Não voltei à Alemanha, acho que inconscientemente criei uma certa aversão à minha terra natal. Lorch, tu, a minha velha casa, a minha infância, tudo ficou nesse tempo, no refúgio das minhas memórias. Terminei o cigarro e lá continuava ela a contemplar-me. O palco das minhas lembranças, contrastou com o Sol que emanava um calor agradável. Respirei fundo, para aliviar a sensação de vazio. Enrolei outro cigarro, enquanto observava os miúdos na rua, abraçados a tentarem deslizar unidos, apenas com um par de patins, cada um com um patim, unidos para provavelmente em conjunto caírem.
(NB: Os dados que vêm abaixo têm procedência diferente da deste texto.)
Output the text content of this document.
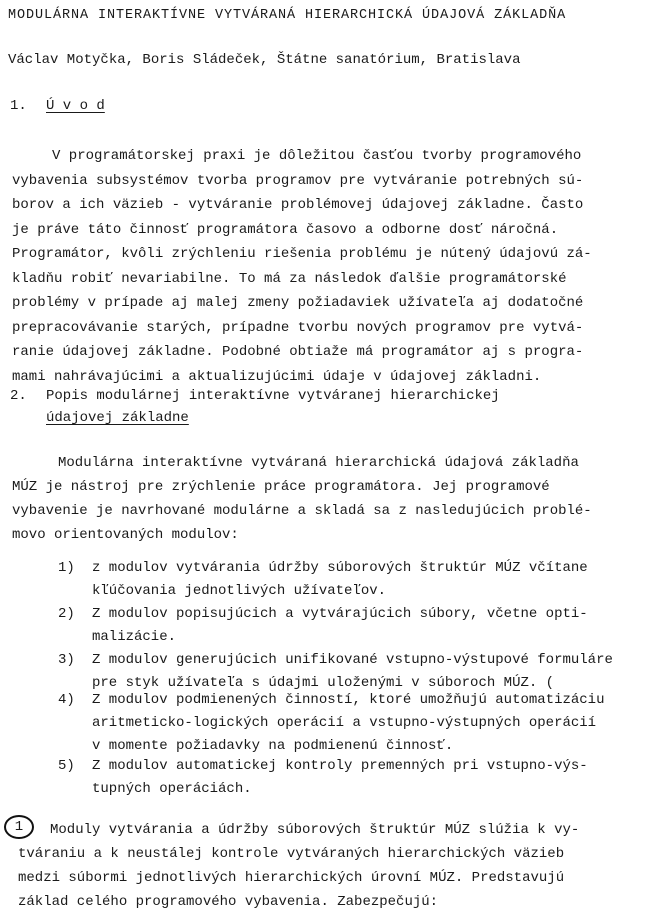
MODULÁRNA INTERAKTÍVNE VYTVÁRANÁ HIERARCHICKÁ ÚDAJOVÁ ZÁKLADŇA
Václav Motyčka, Boris Sládeček, Štátne sanatórium, Bratislava
1. Ú v o d
V programátorskej praxi je dôležitou časťou tvorby programového
vybavenia subsystémov tvorba programov pre vytváranie potrebných sú-
borov a ich väzieb - vytváranie problémovej údajovej základne. Často
je práve táto činnosť programátora časovo a odborne dosť náročná.
Programátor, kvôli zrýchleniu riešenia problému je nútený údajovú zá-
kladňu robiť nevariabilne. To má za následok ďalšie programátorské
problémy v prípade aj malej zmeny požiadaviek užívateľa aj dodatočné
prepracovávanie starých, prípadne tvorbu nových programov pre vytvá-
ranie údajovej základne. Podobné obtiaže má programátor aj s progra-
mami nahrávajúcimi a aktualizujúcimi údaje v údajovej základni.
2. Popis modulárnej interaktívne vytváranej hierarchickej
údajovej základne
Modulárna interaktívne vytváraná hierarchická údajová základňa
MÚZ je nástroj pre zrýchlenie práce programátora. Jej programové
vybavenie je navrhované modulárne a skladá sa z nasledujúcich problé-
movo orientovaných modulov:
1) z modulov vytvárania údržby súborových štruktúr MÚZ včítane
kľúčovania jednotlivých užívateľov.
2) Z modulov popisujúcich a vytvárajúcich súbory, včetne opti-
malizácie.
3) Z modulov generujúcich unifikované vstupno-výstupové formuláre
pre styk užívateľa s údajmi uloženými v súboroch MÚZ. (
4) Z modulov podmienených činností, ktoré umožňujú automatizáciu
aritmeticko-logických operácií a vstupno-výstupných operácií
v momente požiadavky na podmienenú činnosť.
5) Z modulov automatickej kontroly premenných pri vstupno-výs-
tupných operáciách.
1	Moduly vytvárania a údržby súborových štruktúr MÚZ slúžia k vy-
tváraniu a k neustálej kontrole vytváraných hierarchických väzieb
medzi súbormi jednotlivých hierarchických úrovní MÚZ. Predstavujú
základ celého programového vybavenia. Zabezpečujú:
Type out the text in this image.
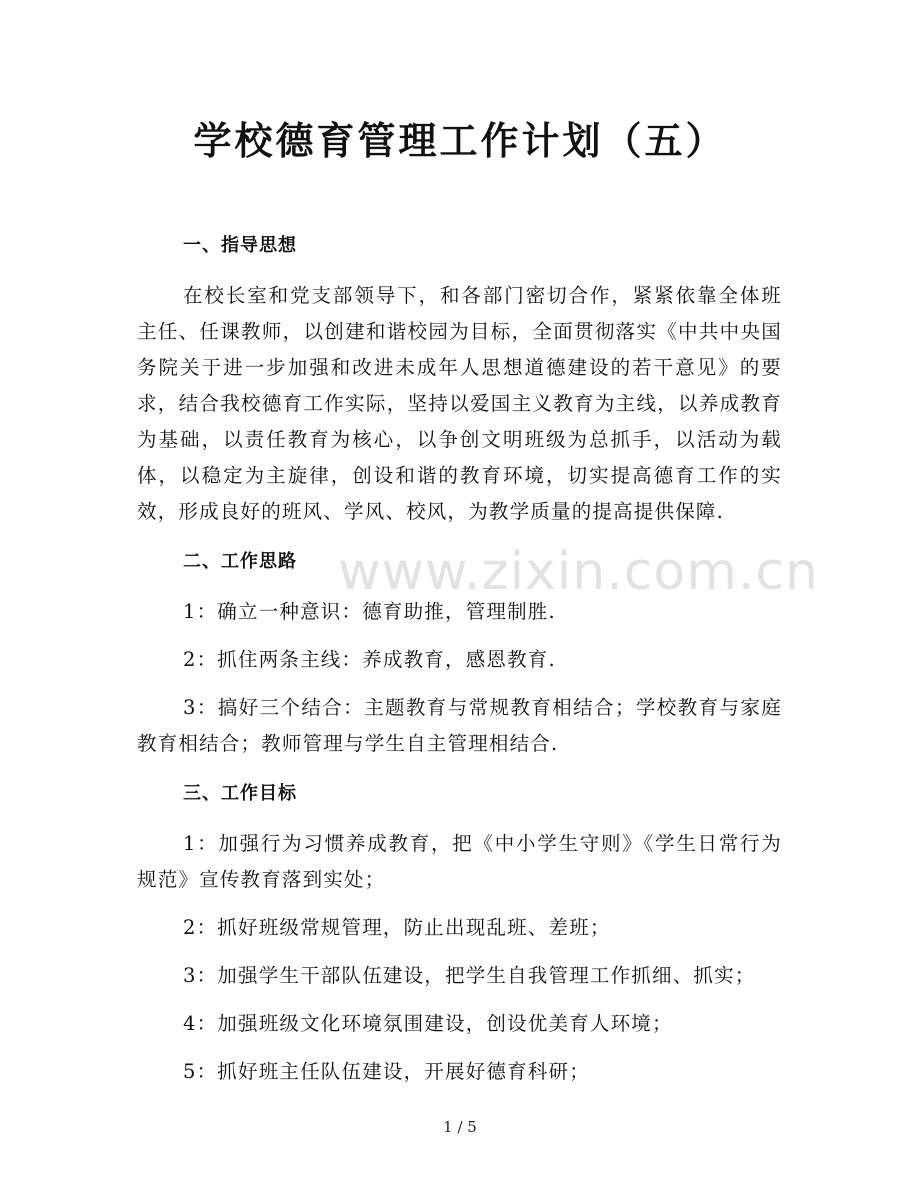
学校德育管理工作计划（五）
一、指导思想
在校长室和党支部领导下，和各部门密切合作，紧紧依靠全体班主任、任课教师，以创建和谐校园为目标，全面贯彻落实《中共中央国务院关于进一步加强和改进未成年人思想道德建设的若干意见》的要求，结合我校德育工作实际，坚持以爱国主义教育为主线，以养成教育为基础，以责任教育为核心，以争创文明班级为总抓手，以活动为载体，以稳定为主旋律，创设和谐的教育环境，切实提高德育工作的实效，形成良好的班风、学风、校风，为教学质量的提高提供保障.
二、工作思路
1：确立一种意识：德育助推，管理制胜.
2：抓住两条主线：养成教育，感恩教育.
3：搞好三个结合：主题教育与常规教育相结合；学校教育与家庭教育相结合；教师管理与学生自主管理相结合.
三、工作目标
1：加强行为习惯养成教育，把《中小学生守则》《学生日常行为规范》宣传教育落到实处；
2：抓好班级常规管理，防止出现乱班、差班；
3：加强学生干部队伍建设，把学生自我管理工作抓细、抓实；
4：加强班级文化环境氛围建设，创设优美育人环境；
5：抓好班主任队伍建设，开展好德育科研；
www.zixin.com.cn
1 / 5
Uma ingenuidade tão genuína. Acabei o segundo cigarro, e fiquei mais uns minutos a contemplar a menina do adeus, que agora se encontrava mais interessada nos dois miúdos de patins.

Soraia Gonçalves nº39034

1 comentário:

  1. Gosto do conto, especialmente da parte em que a protagonista recorda a despedida entre ela e a amiga de infância. A ideia de nos separarmos de alguém, que nos é chegado, é deveras triste e creio que, com as palavras utilizadas, conseguiste mostrar o sentimento. Contudo, reparei que ao longo do teu conto faltam vírgulas em certas ocasiões e noutras puseste vírgulas que não eram necessárias. Ainda assim, o teu conto continua no meu "Top Favoritos".